Ihren Job als Tagesmutter übt Frederike Müller leidenschaftlich gern aus – normalerweise. Jetzt, in Zeiten der Corona-Pandemie, aber fühlt die Hattingerin sich und ihren Berufsstand von der Politik alleingelassen. „Ich sorge mich“, sagt die 56-Jährige, „um meine Gesundheit.“
Fünf Kinder im Alter zwischen eineinhalb und zweieinhalb Jahren betreut die der Redaktion bekannte Tagesmutter, die aus Sorge vor Repressalien ihren wahren Namen nicht öffentlich machen möchte, in ihrem Haus in Hattingen. Zwar hat die NRW-Landesregierung dazu aufgerufen, Kinder im Kita-Alter soweit wie möglich zu Hause zu betreuen, doch die Eltern der Tagespflege-Kinder von Frederike Müller sind auf deren Betreuung allesamt angewiesen.

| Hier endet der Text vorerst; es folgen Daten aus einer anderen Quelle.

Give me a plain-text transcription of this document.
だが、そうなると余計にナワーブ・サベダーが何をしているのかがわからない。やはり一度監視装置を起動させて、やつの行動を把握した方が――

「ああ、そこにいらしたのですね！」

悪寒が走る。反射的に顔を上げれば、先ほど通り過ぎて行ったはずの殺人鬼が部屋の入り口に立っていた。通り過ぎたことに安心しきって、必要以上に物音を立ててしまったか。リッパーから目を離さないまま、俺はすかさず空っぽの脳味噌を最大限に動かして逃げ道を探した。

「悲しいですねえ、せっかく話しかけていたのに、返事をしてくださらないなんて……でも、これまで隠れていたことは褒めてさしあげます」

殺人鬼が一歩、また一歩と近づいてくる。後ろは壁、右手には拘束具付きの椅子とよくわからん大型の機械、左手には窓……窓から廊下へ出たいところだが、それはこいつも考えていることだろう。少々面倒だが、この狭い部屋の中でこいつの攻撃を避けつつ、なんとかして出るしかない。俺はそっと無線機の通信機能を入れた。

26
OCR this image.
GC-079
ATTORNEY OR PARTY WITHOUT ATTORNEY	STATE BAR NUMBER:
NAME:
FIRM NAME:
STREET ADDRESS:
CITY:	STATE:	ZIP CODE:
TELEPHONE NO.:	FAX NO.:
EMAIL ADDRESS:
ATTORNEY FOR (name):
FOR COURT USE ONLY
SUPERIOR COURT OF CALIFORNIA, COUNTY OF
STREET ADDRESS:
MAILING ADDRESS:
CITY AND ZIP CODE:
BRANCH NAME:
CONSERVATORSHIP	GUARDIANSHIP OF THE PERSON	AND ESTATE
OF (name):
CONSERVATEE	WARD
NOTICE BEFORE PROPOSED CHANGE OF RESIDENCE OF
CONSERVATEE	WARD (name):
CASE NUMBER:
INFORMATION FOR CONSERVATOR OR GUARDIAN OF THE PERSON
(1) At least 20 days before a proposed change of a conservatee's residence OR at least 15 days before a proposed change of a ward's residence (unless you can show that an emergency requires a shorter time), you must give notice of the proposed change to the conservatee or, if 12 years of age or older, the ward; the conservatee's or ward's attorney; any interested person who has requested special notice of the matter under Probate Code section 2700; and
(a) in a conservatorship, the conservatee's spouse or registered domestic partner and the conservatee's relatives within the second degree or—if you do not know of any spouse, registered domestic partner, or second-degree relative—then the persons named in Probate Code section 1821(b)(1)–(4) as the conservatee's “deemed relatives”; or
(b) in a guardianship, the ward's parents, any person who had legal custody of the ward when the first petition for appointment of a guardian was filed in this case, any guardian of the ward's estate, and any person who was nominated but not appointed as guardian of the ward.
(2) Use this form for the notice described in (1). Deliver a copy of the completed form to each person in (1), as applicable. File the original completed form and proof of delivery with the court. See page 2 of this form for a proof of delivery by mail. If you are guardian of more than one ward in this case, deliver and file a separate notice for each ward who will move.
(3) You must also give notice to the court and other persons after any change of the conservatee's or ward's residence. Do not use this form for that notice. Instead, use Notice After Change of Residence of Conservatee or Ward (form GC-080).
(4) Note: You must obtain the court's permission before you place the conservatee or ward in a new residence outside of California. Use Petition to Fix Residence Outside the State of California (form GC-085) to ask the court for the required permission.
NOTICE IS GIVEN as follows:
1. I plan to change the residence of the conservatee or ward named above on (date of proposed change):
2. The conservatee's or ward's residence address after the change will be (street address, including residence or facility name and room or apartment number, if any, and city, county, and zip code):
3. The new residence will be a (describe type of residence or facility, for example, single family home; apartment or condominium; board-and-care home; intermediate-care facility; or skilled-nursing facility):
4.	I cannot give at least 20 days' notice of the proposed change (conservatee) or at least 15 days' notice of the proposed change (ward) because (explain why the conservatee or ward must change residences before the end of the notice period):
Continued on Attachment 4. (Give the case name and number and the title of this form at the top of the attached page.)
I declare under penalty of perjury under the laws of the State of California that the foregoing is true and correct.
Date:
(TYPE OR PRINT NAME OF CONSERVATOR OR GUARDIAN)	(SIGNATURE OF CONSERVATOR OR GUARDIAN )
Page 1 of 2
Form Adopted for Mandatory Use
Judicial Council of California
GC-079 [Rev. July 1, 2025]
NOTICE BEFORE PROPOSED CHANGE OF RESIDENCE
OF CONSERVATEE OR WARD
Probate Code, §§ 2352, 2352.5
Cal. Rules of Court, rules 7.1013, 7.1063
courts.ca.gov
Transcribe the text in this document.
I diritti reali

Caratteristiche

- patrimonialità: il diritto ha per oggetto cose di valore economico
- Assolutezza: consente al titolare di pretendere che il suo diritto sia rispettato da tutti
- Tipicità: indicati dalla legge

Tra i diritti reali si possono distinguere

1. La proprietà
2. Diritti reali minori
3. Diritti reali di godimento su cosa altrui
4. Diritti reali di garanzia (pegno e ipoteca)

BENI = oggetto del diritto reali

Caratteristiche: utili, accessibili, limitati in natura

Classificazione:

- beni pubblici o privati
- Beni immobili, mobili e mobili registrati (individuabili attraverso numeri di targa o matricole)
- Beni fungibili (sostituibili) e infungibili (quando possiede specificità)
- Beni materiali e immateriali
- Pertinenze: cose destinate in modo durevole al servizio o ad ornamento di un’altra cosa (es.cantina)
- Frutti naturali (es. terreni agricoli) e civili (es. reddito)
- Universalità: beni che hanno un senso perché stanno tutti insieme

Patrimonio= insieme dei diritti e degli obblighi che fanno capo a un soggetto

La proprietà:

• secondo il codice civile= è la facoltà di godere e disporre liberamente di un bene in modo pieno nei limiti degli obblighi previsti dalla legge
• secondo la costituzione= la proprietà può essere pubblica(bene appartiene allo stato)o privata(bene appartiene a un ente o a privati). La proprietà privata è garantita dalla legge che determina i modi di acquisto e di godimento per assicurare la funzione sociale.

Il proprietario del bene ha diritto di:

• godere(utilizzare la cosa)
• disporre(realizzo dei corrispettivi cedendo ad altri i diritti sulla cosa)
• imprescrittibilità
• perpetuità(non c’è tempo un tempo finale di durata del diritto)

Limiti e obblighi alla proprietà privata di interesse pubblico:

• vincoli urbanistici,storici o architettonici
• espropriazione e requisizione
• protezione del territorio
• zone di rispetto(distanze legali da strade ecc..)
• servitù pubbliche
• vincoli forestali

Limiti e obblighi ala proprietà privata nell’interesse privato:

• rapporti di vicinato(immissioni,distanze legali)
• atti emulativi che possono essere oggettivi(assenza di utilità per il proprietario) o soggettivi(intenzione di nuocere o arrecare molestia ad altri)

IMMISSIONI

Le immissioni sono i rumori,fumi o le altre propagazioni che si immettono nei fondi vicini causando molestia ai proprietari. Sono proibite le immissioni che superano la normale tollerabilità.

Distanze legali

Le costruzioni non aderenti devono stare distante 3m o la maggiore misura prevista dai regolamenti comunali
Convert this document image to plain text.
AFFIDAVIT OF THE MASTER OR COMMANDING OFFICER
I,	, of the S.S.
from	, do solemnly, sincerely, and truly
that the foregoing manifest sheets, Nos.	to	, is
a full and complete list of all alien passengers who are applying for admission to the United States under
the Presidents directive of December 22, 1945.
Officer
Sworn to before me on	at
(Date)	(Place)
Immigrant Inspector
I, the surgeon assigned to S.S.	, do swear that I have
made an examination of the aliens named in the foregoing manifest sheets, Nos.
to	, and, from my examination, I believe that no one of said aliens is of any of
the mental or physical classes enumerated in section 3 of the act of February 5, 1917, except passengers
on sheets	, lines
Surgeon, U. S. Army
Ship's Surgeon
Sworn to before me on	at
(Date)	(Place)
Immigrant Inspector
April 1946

„Die Eltern haben alle einen Wahnsinnsdruck“
„Die haben alle einen Wahnsinnsdruck“, sagt die 56-Jährige. Teils verwehrten Arbeitgeber ihnen das Homeoffice, teils versuchten sie, ihnen eine Inanspruchnahme des Corona-Kinderkrankengeldes madig zu machen. Statt bloßer Appelle wäre es hier „auch für die Eltern leichter, wenn die Politik klare Ansagen gegenüber den Arbeitgebern machen würde“, ärgert sich Frederike Müller.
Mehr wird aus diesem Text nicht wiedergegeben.